EL implies that in normal operation, you use techniques like reading from one replica (no quorum coordination).
But for PC, during a partition, you need quorum-based coordination to maintain consistency.
The system would need to somehow “switch” from non-coordinated mode to coordinated mode during a partition. But a partition is the worst time to switch to a coordination-heavy mode — you can’t coordinate because the network is broken!

Practical attempt at PC/EL:

You might try: “Use fast uncoordinated reads normally, but during a partition, block all reads.” That’s not PC/EL — blocking reads is not EL (it’s not low latency).

You might try: “Pre-configure all nodes with a consistent snapshot, so reads during a partition are fast AND consistent.” But this requires coordination to PREPARE the snapshot — you’ve just moved the coordination to a different time.

PC/EL is a contradiction in terms. Consistency requires coordination, and coordination adds latency. You can minimize the latency through optimization, but you cannot eliminate it. Systems like Spanner are PC/EC — they accept the latency cost for consistency.

Solution 4

Recommended class: PA/EL

Reasoning:

The constraints are:

Latency SLA < 50ms → The system must be fast. PC/EC systems like Spanner add 10-50ms for coordination, eating the entire budget.
Cannot drop requests during partition → The system must be Available.
Can afford to lose some bid data → Inconsistency is tolerable (within reason).

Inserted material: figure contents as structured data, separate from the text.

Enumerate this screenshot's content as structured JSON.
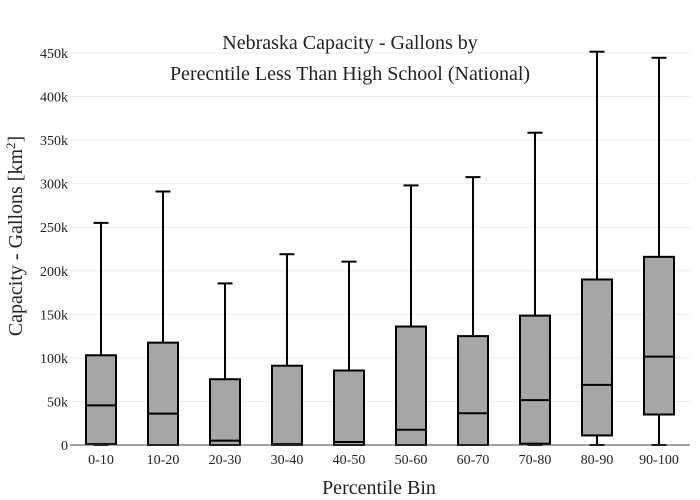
{
  "chart_data": {
    "type": "box",
    "title_lines": [
      "Nebraska Capacity - Gallons by",
      "Perecntile Less Than High School (National)"
    ],
    "xlabel": "Percentile Bin",
    "ylabel_main": "Capacity - Gallons  [km",
    "ylabel_sup": "2",
    "ylabel_end": "]",
    "ylim": [
      0,
      450000
    ],
    "yticks": [
      0,
      50000,
      100000,
      150000,
      200000,
      250000,
      300000,
      350000,
      400000,
      450000
    ],
    "ytick_labels": [
      "0",
      "50k",
      "100k",
      "150k",
      "200k",
      "250k",
      "300k",
      "350k",
      "400k",
      "450k"
    ],
    "categories": [
      "0-10",
      "10-20",
      "20-30",
      "30-40",
      "40-50",
      "50-60",
      "60-70",
      "70-80",
      "80-90",
      "90-100"
    ],
    "boxes": [
      {
        "min": 0,
        "q1": 1000,
        "median": 45500,
        "q3": 103000,
        "max": 255000
      },
      {
        "min": 0,
        "q1": 0,
        "median": 36000,
        "q3": 117500,
        "max": 291000
      },
      {
        "min": 0,
        "q1": 0,
        "median": 5000,
        "q3": 75500,
        "max": 185500
      },
      {
        "min": 0,
        "q1": 0,
        "median": 1000,
        "q3": 91000,
        "max": 219000
      },
      {
        "min": 0,
        "q1": 0,
        "median": 3500,
        "q3": 85500,
        "max": 210500
      },
      {
        "min": 0,
        "q1": 0,
        "median": 17500,
        "q3": 136000,
        "max": 298000
      },
      {
        "min": 0,
        "q1": 0,
        "median": 36500,
        "q3": 125000,
        "max": 307500
      },
      {
        "min": 0,
        "q1": 1500,
        "median": 51500,
        "q3": 148500,
        "max": 358500
      },
      {
        "min": 0,
        "q1": 11000,
        "median": 69000,
        "q3": 190000,
        "max": 451500
      },
      {
        "min": 0,
        "q1": 35000,
        "median": 101500,
        "q3": 216000,
        "max": 444500
      }
    ],
    "box_fill": "#a6a6a6",
    "line_color": "#000000",
    "grid": true
  }
}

Combining these: PA (must be available during partition) + EL (must be fast in normal operation = eventual consistency).

Database choices:

Cassandra (CL=ONE for both reads and writes):
- Writes are fast (commit log + memtable, acknowledged immediately).
- Reads are fast (read from one replica).
- During partition, continues accepting writes.
- Downside: bids might be lost in conflicts (LWW resolution).
- Mitigation: use client-side timestamps and accept some data loss.
Redis Cluster (async replication):
- Extremely low latency (in-memory).
- During partition, each side continues.
- Downside: data loss is possible (async replication).
- Acceptable for bidding (losing a bid = lost revenue, but better than dropping all bids).
Custom in-memory cache + async write to durable store:
- Keep bid state in a distributed cache (Redis/Memcached).
- Async writes to Cassandra/PostgreSQL for durability.
- Trade-off: bid data is ephemeral; losing recent bids is OK.
- This is a common real-world RTB architecture.

Why NOT PC/EC:

Spanner: 10-50ms latency is too high for the 50ms SLA.
ZooKeeper/etcd: too slow (all writes through leader).
MongoDB (primary reads): a single primary becomes a bottleneck and latency risk.

Best answer: PA/EL, implemented with Cassandra (CL=ONE) or Redis Cluster. Accept some data loss as a trade-off for speed and availability.